Regardless of declining approval scores, Ben-Ghiat argued in a visitor essay for The New York Instances that the president is making the age-old error of believing his personal hype.
“I’ve seen this model of strongman megalomania and the hostile results it could actually finally have on leaders and their governments,” wrote Ben-Ghiat, the creator of “Strongmen: Mussolini to the Current.”
Ben-Ghiat, a professor of historical past at New York College, described the phenomenon as “autocratic backfire.” It happens when leaders “lower themselves off from knowledgeable recommendation and goal suggestions,” “promulgate unscrutinized insurance policies that fail” after which “double down and interact in even riskier conduct,” she mentioned.

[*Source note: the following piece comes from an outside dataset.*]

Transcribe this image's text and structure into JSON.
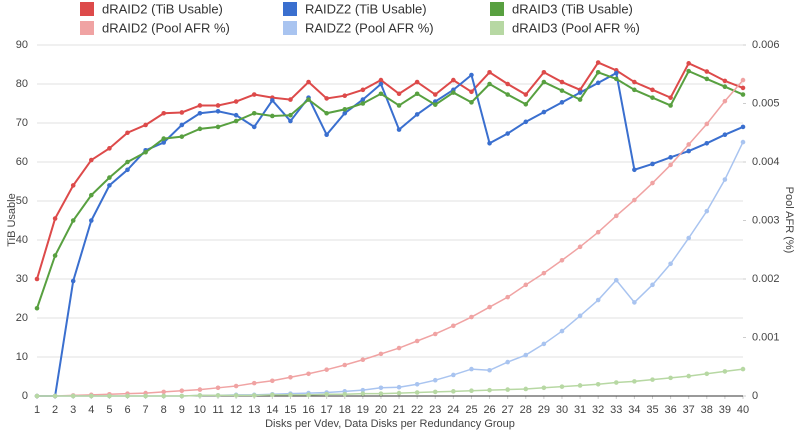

“The outcome: a disillusioned inhabitants that loses religion within the chief and elites who start to rethink their help,” she wrote, citing Italian dictator Benito Mussolini and Russian President Vladimir Putin as historic examples of the sample she sees rising round Trump.
Ben-Ghiat has lengthy drawn parallels between Trump and previous dictators.
She has beforehand famous that his bombastic self-praise echoes a fascist slogan from Mussolini’s Italy: “Mussolini is all the time proper.”